Ce modèle est en panne, et ses maux sont connus. La légitimité des partenaires sociaux - syndicaux comme patronaux - est faible. La loi du 20 août 2008 a certes fait reposer la représentativité des organisations syndicales sur leur audience auprès des salariés mais le taux d'adhésion, inférieur à 8 %, reste négligeable. Quant à la représentativité des organisations d'employeurs, elle sera finalement mesurée pour la première fois en 2017, ce qui donne déjà lieu à une surenchère entre organisations concurrentes. Dans les entreprises, si une réelle vigueur du dialogue social peut être constatée (39 000 accords signés en 2013), celui-ci pêche qualitativement par un formalisme excessif, un contenu uniforme quelles que soient les spécificités de l'entreprise et, souvent, un manque d'analyse des problématiques propres à cette dernière. Enfin, dans les très petites entreprises (TPE), qui ne connaissent ni représentation du personnel, ni présence syndicale, les initiatives menées en la matière n'ont pas rencontré le succès escompté : le scrutin sur sigle qui a été organisé en faveur de leurs salariés en 2012 a connu une participation de 10,38 %.

Dans ce contexte, le Gouvernement avait demandé aux partenaires sociaux, à l'issue de la conférence sociale de juillet 2014, d'accélérer leurs travaux sur la modernisation du dialogue social. Malgré cinq mois de négociation, ils n'ont pu que constater l'étendue de leurs désaccords le 22 janvier 2015.

En conséquence, le ministre du travail a préparé un projet de loi qui n'est certainement pas la réforme structurelle du dialogue social indispensable à notre pays, mais plutôt un texte qui, faute d'ambition, opte trop souvent pour le plus petit dénominateur commun entre les positions patronales et syndicales. Il est composé de six volets, dont la cohérence d'ensemble n'a pas été renforcée par les travaux de l'Assemblée nationale : la représentation des salariés des TPE, la modernisation des IRP, plusieurs dispositions sur la santé des travailleurs et la pénibilité, le régime d'indemnisation du chômage des intermittents du spectacle, diverses mesures d'ampleur limitée en faveur de l'emploi, et la création de la prime d'activité.

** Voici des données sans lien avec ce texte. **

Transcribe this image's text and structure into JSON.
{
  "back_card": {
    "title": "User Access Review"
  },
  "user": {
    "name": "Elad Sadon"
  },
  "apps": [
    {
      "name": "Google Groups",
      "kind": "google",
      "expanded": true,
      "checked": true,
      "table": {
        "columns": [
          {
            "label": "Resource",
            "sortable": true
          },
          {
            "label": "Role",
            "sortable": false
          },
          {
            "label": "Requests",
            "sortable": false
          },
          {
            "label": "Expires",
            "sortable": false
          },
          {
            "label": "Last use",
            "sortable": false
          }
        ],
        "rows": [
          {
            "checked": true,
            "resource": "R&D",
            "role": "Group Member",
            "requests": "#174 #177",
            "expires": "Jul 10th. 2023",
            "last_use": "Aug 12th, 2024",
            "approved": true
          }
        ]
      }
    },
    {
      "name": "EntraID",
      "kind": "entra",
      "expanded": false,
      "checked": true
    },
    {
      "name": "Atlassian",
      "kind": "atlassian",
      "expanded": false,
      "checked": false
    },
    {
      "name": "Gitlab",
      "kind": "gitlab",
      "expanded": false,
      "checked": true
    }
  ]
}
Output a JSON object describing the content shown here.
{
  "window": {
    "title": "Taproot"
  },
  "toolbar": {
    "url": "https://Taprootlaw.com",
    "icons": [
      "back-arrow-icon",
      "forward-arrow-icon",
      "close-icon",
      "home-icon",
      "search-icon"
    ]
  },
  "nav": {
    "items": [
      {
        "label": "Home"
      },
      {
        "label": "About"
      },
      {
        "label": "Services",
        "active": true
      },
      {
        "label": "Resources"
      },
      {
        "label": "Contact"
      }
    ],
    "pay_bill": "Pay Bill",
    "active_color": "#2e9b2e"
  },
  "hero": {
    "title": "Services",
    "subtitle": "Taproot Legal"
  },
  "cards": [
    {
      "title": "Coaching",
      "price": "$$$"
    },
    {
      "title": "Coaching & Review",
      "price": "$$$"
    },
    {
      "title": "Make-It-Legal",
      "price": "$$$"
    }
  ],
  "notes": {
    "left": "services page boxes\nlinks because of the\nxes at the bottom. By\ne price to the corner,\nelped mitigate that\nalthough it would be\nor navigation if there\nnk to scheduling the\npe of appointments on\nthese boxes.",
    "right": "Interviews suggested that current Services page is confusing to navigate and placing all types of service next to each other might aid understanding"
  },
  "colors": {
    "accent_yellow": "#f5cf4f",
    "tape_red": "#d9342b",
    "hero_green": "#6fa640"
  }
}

Sans s'attaquer aux insuffisances du modèle français du dialogue social, qui a atteint ses limites, le projet de loi comporte une série de mesures techniques de simplification bienvenues pour que le dialogue social ne soit plus perçu comme une contrainte administrative et financière par les entreprises mais comme un levier de leur compétitivité. Au vu des réactions des représentants des employeurs, c'est une véritable révolution culturelle qu'il faut entreprendre sur ce point.

Durant ses travaux votre commission a, sur proposition de son rapporteur, cherché à réconcilier les TPE et le dialogue social, en faisant de celui-ci la condition sine qua non de la création de commissions paritaires régionales interprofessionnelles (CPRI) chargées d'en représenter les salariés et les employeurs. Elle a circonscrit les attributions de ces CPRI au conseil aux entreprises et aux salariés. Elle a également simplifié davantage les modalités d'exercice du dialogue social en entreprise, réduit les risques juridiques que faisaient peser plusieurs dispositions et amélioré la clarté et la lisibilité de la prime d'activité.